# When playing Magnus Carlsen, play him twice.

The Monty Hall puzzle is entertaining because the result turns out to be counter to intuition. Those are the most entertaining puzzles. The family of puzzles like Monty Hall are so contrived that they don't resemble reality. Reality, especially when chance and probability is involved is not expected to be *more* intuitive than these puzzles. I like them because they are fun to think about but they also remind me how easy it for intuition to lead to wrong conclusions when not applied under the right circumstances.

Here is another puzzle that resembles the Monty Hall in this regard.

You are entered in a chess tournament. To win the big prize you have to win two matches in a row out of three matches that you will played. You will have two opponents, Magnus Carlsen and the local chess pro. Of course, the probability of beating Carlsen is lower than beating the pro. What you get to choose is the order you play them in. You can either choose to play Magnus, the pro, then Magnus or play the pro, Magnus, then the pro again. Which sequence would you choose?

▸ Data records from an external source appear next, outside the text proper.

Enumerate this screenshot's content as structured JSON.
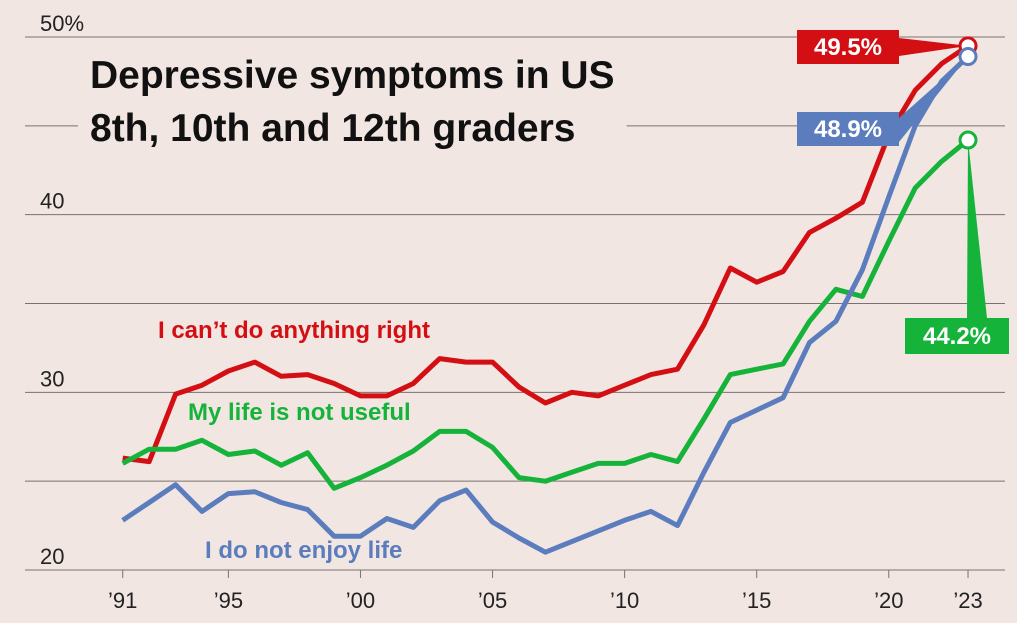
{
  "chart_data": {
    "type": "line",
    "title": [
      "Depressive symptoms in US",
      "8th, 10th and 12th graders"
    ],
    "x": [
      1991,
      1992,
      1993,
      1994,
      1995,
      1996,
      1997,
      1998,
      1999,
      2000,
      2001,
      2002,
      2003,
      2004,
      2005,
      2006,
      2007,
      2008,
      2009,
      2010,
      2011,
      2012,
      2013,
      2014,
      2015,
      2016,
      2017,
      2018,
      2019,
      2020,
      2021,
      2022,
      2023
    ],
    "xlim": [
      1987.3,
      2024.4
    ],
    "xticks": [
      {
        "value": 1991,
        "label": "’91"
      },
      {
        "value": 1995,
        "label": "’95"
      },
      {
        "value": 2000,
        "label": "’00"
      },
      {
        "value": 2005,
        "label": "’05"
      },
      {
        "value": 2010,
        "label": "’10"
      },
      {
        "value": 2015,
        "label": "’15"
      },
      {
        "value": 2020,
        "label": "’20"
      },
      {
        "value": 2023,
        "label": "’23"
      }
    ],
    "ylim": [
      20,
      50
    ],
    "yticks": [
      20,
      {
        "value": 25,
        "label": null
      },
      30,
      {
        "value": 35,
        "label": null
      },
      40,
      {
        "value": 45,
        "label": null
      },
      {
        "value": 50,
        "label": "50%"
      }
    ],
    "grid": true,
    "series": [
      {
        "name": "I can’t do anything right",
        "color": "#d40f14",
        "values": [
          26.3,
          26.1,
          29.9,
          30.4,
          31.2,
          31.7,
          30.9,
          31.0,
          30.5,
          29.8,
          29.8,
          30.5,
          31.9,
          31.7,
          31.7,
          30.3,
          29.4,
          30.0,
          29.8,
          30.4,
          31.0,
          31.3,
          33.8,
          37.0,
          36.2,
          36.8,
          39.0,
          39.8,
          40.7,
          44.5,
          47.0,
          48.5,
          49.5
        ],
        "value_labels": [
          null,
          null,
          null,
          null,
          null,
          null,
          null,
          null,
          null,
          null,
          null,
          null,
          null,
          null,
          null,
          null,
          null,
          null,
          null,
          null,
          null,
          null,
          null,
          null,
          null,
          null,
          null,
          null,
          null,
          null,
          null,
          null,
          "49.5%"
        ]
      },
      {
        "name": "My life is not useful",
        "color": "#16b33a",
        "values": [
          26.0,
          26.8,
          26.8,
          27.3,
          26.5,
          26.7,
          25.9,
          26.6,
          24.6,
          25.2,
          25.9,
          26.7,
          27.8,
          27.8,
          26.9,
          25.2,
          25.0,
          25.5,
          26.0,
          26.0,
          26.5,
          26.1,
          28.5,
          31.0,
          31.3,
          31.6,
          34.0,
          35.8,
          35.4,
          38.5,
          41.5,
          43.0,
          44.2
        ],
        "value_labels": [
          null,
          null,
          null,
          null,
          null,
          null,
          null,
          null,
          null,
          null,
          null,
          null,
          null,
          null,
          null,
          null,
          null,
          null,
          null,
          null,
          null,
          null,
          null,
          null,
          null,
          null,
          null,
          null,
          null,
          null,
          null,
          null,
          "44.2%"
        ]
      },
      {
        "name": "I do not enjoy life",
        "color": "#5b7dbd",
        "values": [
          22.8,
          23.8,
          24.8,
          23.3,
          24.3,
          24.4,
          23.8,
          23.4,
          21.9,
          21.9,
          22.9,
          22.4,
          23.9,
          24.5,
          22.7,
          21.8,
          21.0,
          21.6,
          22.2,
          22.8,
          23.3,
          22.5,
          25.5,
          28.3,
          29.0,
          29.7,
          32.8,
          34.0,
          36.9,
          41.0,
          45.0,
          47.5,
          48.9
        ],
        "value_labels": [
          null,
          null,
          null,
          null,
          null,
          null,
          null,
          null,
          null,
          null,
          null,
          null,
          null,
          null,
          null,
          null,
          null,
          null,
          null,
          null,
          null,
          null,
          null,
          null,
          null,
          null,
          null,
          null,
          null,
          null,
          null,
          null,
          "48.9%"
        ]
      }
    ]
  }
}
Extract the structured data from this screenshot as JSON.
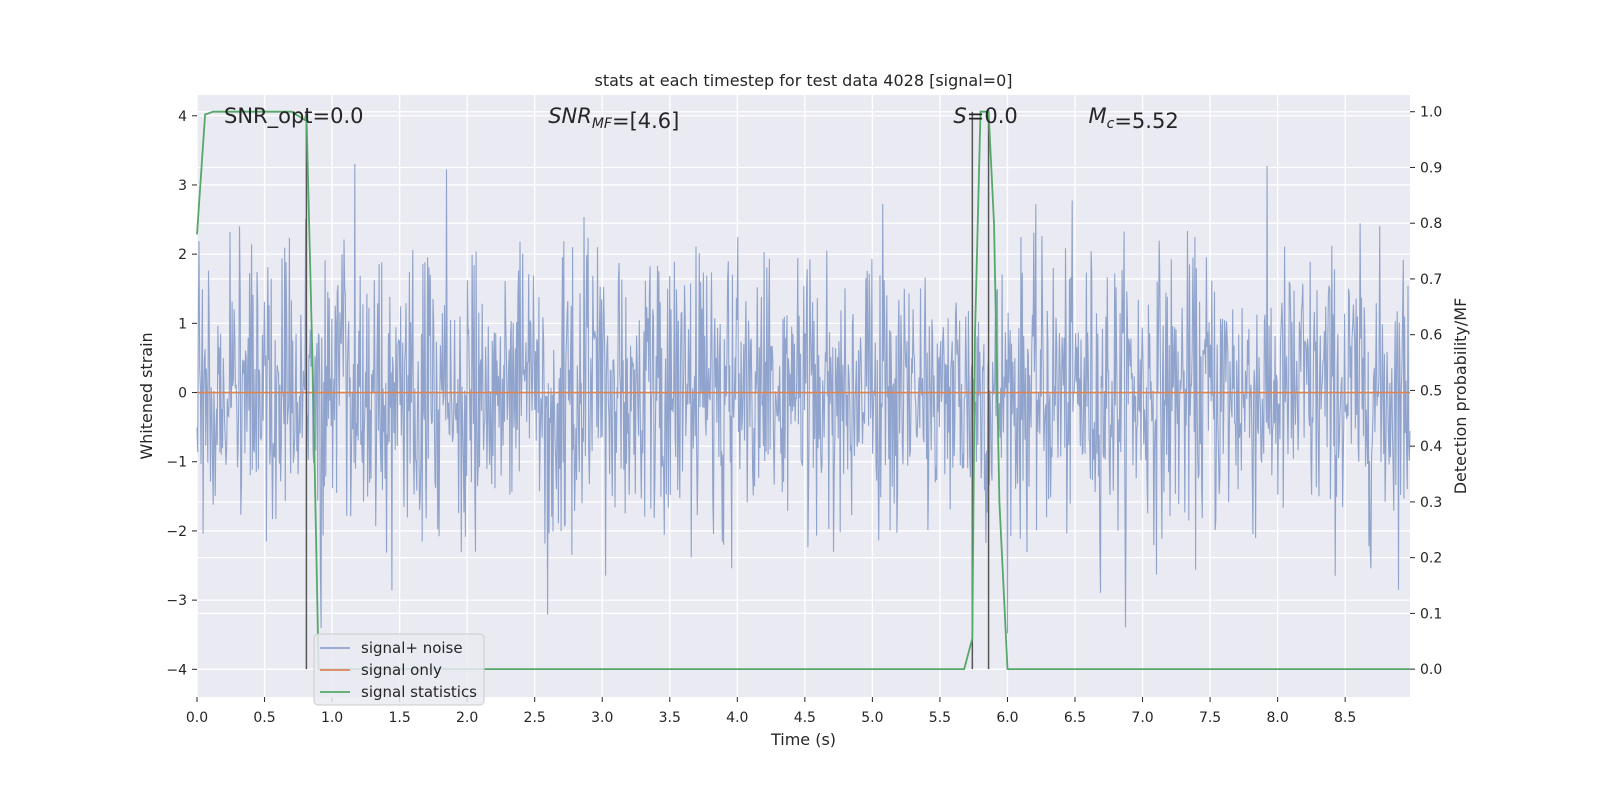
{
  "chart_data": {
    "type": "line",
    "title": "stats at each timestep for test data 4028 [signal=0]",
    "xlabel": "Time (s)",
    "ylabel_left": "Whitened strain",
    "ylabel_right": "Detection probability/MF",
    "xlim": [
      0.0,
      8.98
    ],
    "ylim_left": [
      -4.4,
      4.3
    ],
    "ylim_right": [
      -0.05,
      1.03
    ],
    "grid": true,
    "legend_placement": "lower-left",
    "x_ticks": [
      0.0,
      0.5,
      1.0,
      1.5,
      2.0,
      2.5,
      3.0,
      3.5,
      4.0,
      4.5,
      5.0,
      5.5,
      6.0,
      6.5,
      7.0,
      7.5,
      8.0,
      8.5
    ],
    "x_tick_labels": [
      "0.0",
      "0.5",
      "1.0",
      "1.5",
      "2.0",
      "2.5",
      "3.0",
      "3.5",
      "4.0",
      "4.5",
      "5.0",
      "5.5",
      "6.0",
      "6.5",
      "7.0",
      "7.5",
      "8.0",
      "8.5"
    ],
    "y_left_ticks": [
      4,
      3,
      2,
      1,
      0,
      -1,
      -2,
      -3,
      -4
    ],
    "y_left_tick_labels": [
      "4",
      "3",
      "2",
      "1",
      "0",
      "−1",
      "−2",
      "−3",
      "−4"
    ],
    "y_right_ticks": [
      1.0,
      0.9,
      0.8,
      0.7,
      0.6,
      0.5,
      0.4,
      0.3,
      0.2,
      0.1,
      0.0
    ],
    "y_right_tick_labels": [
      "1.0",
      "0.9",
      "0.8",
      "0.7",
      "0.6",
      "0.5",
      "0.4",
      "0.3",
      "0.2",
      "0.1",
      "0.0"
    ],
    "annotations": [
      {
        "id": "snr-opt",
        "text_parts": [
          {
            "t": "SNR_opt=0.0",
            "style": "normal"
          }
        ],
        "x": 0.2
      },
      {
        "id": "snr-mf",
        "text_parts": [
          {
            "t": "SNR",
            "style": "italic"
          },
          {
            "t": "MF",
            "style": "italic-sub"
          },
          {
            "t": "=[4.6]",
            "style": "normal"
          }
        ],
        "x": 2.6
      },
      {
        "id": "s-stat",
        "text_parts": [
          {
            "t": "S",
            "style": "italic"
          },
          {
            "t": "=0.0",
            "style": "normal"
          }
        ],
        "x": 5.6
      },
      {
        "id": "mc",
        "text_parts": [
          {
            "t": "M",
            "style": "italic"
          },
          {
            "t": "c",
            "style": "italic-sub"
          },
          {
            "t": "=5.52",
            "style": "normal"
          }
        ],
        "x": 6.6
      }
    ],
    "vlines": [
      0.81,
      5.74,
      5.86
    ],
    "series": [
      {
        "name": "signal+ noise",
        "color": "#8fa3cc",
        "axis": "left",
        "noise_sigma": 1.0,
        "approx_range": [
          -4.0,
          4.0
        ]
      },
      {
        "name": "signal only",
        "color": "#dd8452",
        "axis": "left",
        "x": [
          0.0,
          8.98
        ],
        "y": [
          0.0,
          0.0
        ]
      },
      {
        "name": "signal statistics",
        "color": "#55a868",
        "axis": "right",
        "x": [
          0.0,
          0.06,
          0.12,
          0.2,
          0.3,
          0.4,
          0.5,
          0.6,
          0.7,
          0.8,
          0.81,
          0.86,
          0.9,
          1.0,
          2.0,
          3.0,
          4.0,
          5.0,
          5.68,
          5.74,
          5.76,
          5.8,
          5.86,
          5.9,
          5.94,
          6.0,
          7.0,
          8.0,
          8.98
        ],
        "y": [
          0.78,
          0.995,
          1.0,
          1.0,
          1.0,
          1.0,
          1.0,
          1.0,
          1.0,
          0.985,
          1.0,
          0.5,
          0.0,
          0.0,
          0.0,
          0.0,
          0.0,
          0.0,
          0.0,
          0.055,
          0.6,
          1.0,
          1.0,
          0.8,
          0.3,
          0.0,
          0.0,
          0.0,
          0.0
        ]
      }
    ]
  }
}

The obvious choice is to select the sequence in which you play the pro twice and Magnus once, since Magnus is the better player. But we only suspect that is right, how do we justify our choice? Here is a simple argument by reasoning via probability:

Let the probability of beating Magnus be \(Pr(Carlsen) = c\) and the probability of beating the pro, \(Pr(Pro) = p\) and let \(c < p\).

The union of independent events is \(Pr(\bigcup\limits_{i=1}^N A_i) = \sum\limits_{i = 1}^N Pr(A_i)\).

If we enumerate all the independent ways to win the contest under the first sequence it looks like this:

\[Pr(CPC) = cpc + cp(1 - c) + (1-c)pc\]

The first case is winning all three matches, the second is winning the first two and losing the second and the third is losing the first match and winning the second and third. \(1 - c\) expresses the probability of losing to Magnus.

Likewise, the enumeration of the second sequence is as follows:

\[Pr(PCP) = pcp + pc(1 - p) + (1 - p)cp\]

Rearrange the terms in these sums and we get \(cp(2 - c)\) for the first sequence and \(cp(2 - p)\) for the second.

Now it's easy to see that since \(c < p\) then \(cp(2 - c) > cp(2 - p)\). Which is surprising because it is not as I would have thought prior running through this argument. Even though Magnus is a better player, it is still worthwhile playing him twice under these conditions. With this sequence the worse player is in the middle of the sequence and that gives a higher probability of getting two wins in a row.